Traditional Tunisian cuisine reflects local agriculture. It stresses wheat, in the form of bread or couscous, olives and olive oil, meat (above all, mutton), fruit, and vegetables. Couscous (semolina wheat prepared with a stew of meat and vegetables) is the national dish, and most people eat it daily in simple forms, and in more complex forms for celebrations. Bread with stew is a growing alternative. Tunisians near the coast eat a lot of seafood, and eggs are also common. Tunisians tend to eat in family groups at home, and restaurants are common in tourist areas and for travelers. In the countryside, tea is served in preference to the urban coffee. Tunisians also fast from dawn to dark during the month of Ramadan.
Tunisia is, in terms of language, the most homogeneous of the Maghreb states. This is because almost the entire population speaks Tunisian Arabic (also called Darija) natively. Most are also literate in Literary Arabic, which is the country’s official language, and French. The Tunisian Darija is considered a variety of Arabic – or more accurately a set of dialects – therefore, there is no official standardisation body for Tunisian Arabic and it is spoken mainly in the context of a daily dialogue within the family. According to linguistic studies, it is a close relative to Maltese. Berber languages are spoken by a minority, especially in the south.

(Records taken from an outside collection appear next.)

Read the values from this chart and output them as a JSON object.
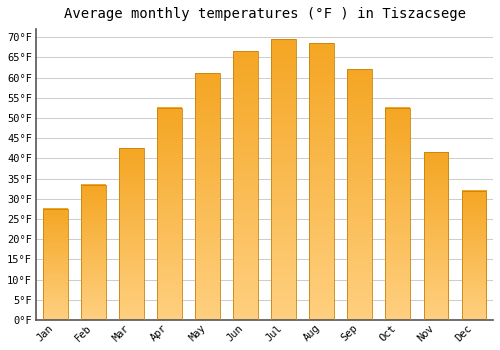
{
  "title": "Average monthly temperatures (°F ) in Tiszacsege",
  "months": [
    "Jan",
    "Feb",
    "Mar",
    "Apr",
    "May",
    "Jun",
    "Jul",
    "Aug",
    "Sep",
    "Oct",
    "Nov",
    "Dec"
  ],
  "values": [
    27.5,
    33.5,
    42.5,
    52.5,
    61.0,
    66.5,
    69.5,
    68.5,
    62.0,
    52.5,
    41.5,
    32.0
  ],
  "bar_color_top": "#F5A623",
  "bar_color_bottom": "#FFD080",
  "bar_edge_color": "#C8820A",
  "ylim": [
    0,
    72
  ],
  "yticks": [
    0,
    5,
    10,
    15,
    20,
    25,
    30,
    35,
    40,
    45,
    50,
    55,
    60,
    65,
    70
  ],
  "ytick_labels": [
    "0°F",
    "5°F",
    "10°F",
    "15°F",
    "20°F",
    "25°F",
    "30°F",
    "35°F",
    "40°F",
    "45°F",
    "50°F",
    "55°F",
    "60°F",
    "65°F",
    "70°F"
  ],
  "background_color": "#ffffff",
  "grid_color": "#cccccc",
  "title_fontsize": 10,
  "tick_fontsize": 7.5,
  "font_family": "monospace"
}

Tunisian literature exists in two forms: in French and in Arabic. Arabic literature in Tunisia dates to the 7th century, with the arrival of Arab civilization in the region. Arabic literature is more important than French-language literature—which followed the introduction of the French protectorate in 1881—both in volume and value. The national bibliography lists 1,249 non-academic books published in 2002 in Tunisia, of which 885 titles are in Arabic. Nearly a third of these books are intended for children.
Islamic architecture is expressed in various facets in Tunisia. Through many buildings, Kairouan forms the epicenter of an architectural movement expressing the relationship between buildings and spirituality with the ornamental decoration of religious buildings in the holy city. In Djerba, the architecture such as the fortress of Kef reflects the military and spiritual destiny of a Sufi influence in the region.
Given the cosmopolitan nature of cities in Tunisia, they have retained a diversity and juxtaposition of styles. Many buildings were designed by many different architects, artisans and entrepreneurs during the French protectorate. Five distinct architectural and decorative styles are particularly popular: those of the eclectic style (neo-classical, baroque, etc..) Between 1881 and 1900 and then again until 1920 the style was neo-Mauresque, between 1925 and 1940 it was in the Art Deco style and then the modernist style between 1943 and 1947.
In the south, the oasis of Gafsa, Tozeur or Nafta, and ksours and cave dwellings of Matmata are characterized by their response to the hostile environment arising from the heat and dryness of the desert or semi-desert.
Football is the most popular sport in Tunisia. The most watched sports in Tunisia are football, handball, volleyball, basketball, tennis, and rugby union.
Sport is encouraged in school, and local sports clubs receive financial support from the local governments.
The national holidays are all evocations of the recent past of the country, and celebrate the markers of the nationalist history. They include independence from France (20 March 1956), the proclamation of the republic (25 July 1957), the adoption of the first constitution of the republic (1 June 1959), the final evacuation of the French military from Tunisia (15 October 1963), and the “change-over” when President Ben Ali was sworn in to replace Bourguiba (7 November 1987). These days are generally holidays from work.